For me when I learnt about optimization and how one thing was better than something else, I tended to focus on that. I’d have a picture of that in my mind, and would try to write as clean of code with less hacks in the middle and as optimized as I could in the first go, which slowed me the way fuck down.

After he said that to me, I realized I was stupid and just wasting time if I worried about that from the start. Would waste time, and just cause more headaches from the start than it was worth.

——

Oh also another one, I knew never to trust the client from the start but the way he said it was funny. “Never ever trust the fucking client, don’t trust them with anything. I trust Satan more than I trust the client.” πŸ˜‚

Comments
  • 13
    First make it work, then make it right, then make it fast, then make it small.
  • 0
    I only realized that yesterday.
  • 1
    Or: Avoid premature optimization
  • 0
    I don't always agree. For me it's often:

    1. Make it work
    2. No time here is a new project..
  • 3
    Depends. I just try to make it modular af (many independent functions) that then are easy to optimize.
  • 1
    This is a fine line.

    If you can do something right to start then do, even if it’s the second or third iteration.

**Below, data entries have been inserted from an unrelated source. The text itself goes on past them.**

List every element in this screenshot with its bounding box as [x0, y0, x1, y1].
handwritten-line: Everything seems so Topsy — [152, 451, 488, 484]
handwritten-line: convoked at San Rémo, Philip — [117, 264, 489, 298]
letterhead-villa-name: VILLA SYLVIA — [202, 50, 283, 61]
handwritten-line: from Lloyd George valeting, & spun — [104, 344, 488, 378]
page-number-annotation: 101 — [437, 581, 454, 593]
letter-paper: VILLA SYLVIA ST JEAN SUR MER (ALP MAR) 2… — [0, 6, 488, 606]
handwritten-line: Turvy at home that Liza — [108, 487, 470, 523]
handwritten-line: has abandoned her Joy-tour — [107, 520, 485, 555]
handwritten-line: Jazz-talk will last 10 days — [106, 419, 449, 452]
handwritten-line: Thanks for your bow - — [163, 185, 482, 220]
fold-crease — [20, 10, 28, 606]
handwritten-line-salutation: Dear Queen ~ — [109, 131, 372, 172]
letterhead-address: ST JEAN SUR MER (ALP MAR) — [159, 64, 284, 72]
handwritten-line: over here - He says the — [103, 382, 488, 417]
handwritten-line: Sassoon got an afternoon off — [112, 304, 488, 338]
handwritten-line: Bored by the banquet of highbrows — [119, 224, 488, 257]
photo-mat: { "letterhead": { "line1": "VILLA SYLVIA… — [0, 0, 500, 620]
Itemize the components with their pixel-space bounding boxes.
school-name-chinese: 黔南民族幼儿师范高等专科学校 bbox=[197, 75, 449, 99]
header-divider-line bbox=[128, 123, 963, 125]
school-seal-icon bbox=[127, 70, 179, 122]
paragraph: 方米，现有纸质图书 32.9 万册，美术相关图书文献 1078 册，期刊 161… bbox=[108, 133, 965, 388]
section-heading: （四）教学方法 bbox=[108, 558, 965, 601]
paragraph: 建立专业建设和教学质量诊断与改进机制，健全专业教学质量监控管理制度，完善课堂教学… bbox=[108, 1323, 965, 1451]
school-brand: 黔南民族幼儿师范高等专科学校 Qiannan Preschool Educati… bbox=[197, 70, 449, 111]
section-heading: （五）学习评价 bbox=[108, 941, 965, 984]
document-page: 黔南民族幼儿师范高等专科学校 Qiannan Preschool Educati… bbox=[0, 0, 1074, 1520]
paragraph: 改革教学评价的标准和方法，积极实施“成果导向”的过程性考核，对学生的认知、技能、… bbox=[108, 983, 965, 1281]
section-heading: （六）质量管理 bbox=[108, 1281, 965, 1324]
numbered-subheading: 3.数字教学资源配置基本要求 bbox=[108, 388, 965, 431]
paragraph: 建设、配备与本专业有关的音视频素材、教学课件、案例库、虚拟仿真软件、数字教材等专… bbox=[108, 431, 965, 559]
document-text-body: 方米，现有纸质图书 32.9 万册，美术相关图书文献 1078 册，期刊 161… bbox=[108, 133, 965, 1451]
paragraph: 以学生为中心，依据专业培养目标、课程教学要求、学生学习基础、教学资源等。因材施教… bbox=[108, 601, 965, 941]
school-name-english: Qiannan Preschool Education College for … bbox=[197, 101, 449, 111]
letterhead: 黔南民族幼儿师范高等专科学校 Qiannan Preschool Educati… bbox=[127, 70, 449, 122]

    I usually do a rough, disgusting version and then refine over a day or two.

    Premature optimisation is an issue when you spend all your time on it and not building shit.

    But similarly, getting it done and then delivering it tends to lead to project managers getting you to move on, and then you’ve got a lovely case of technical debt on your hands.
  • 1
    I think that with experience, you tend to cultivate habits that let you write better code on the first pass, which reduces the amount of refactoring. But if you ever get so good that you write perfect code first time around and don't need to review and refactor then you'll be kidding yourself.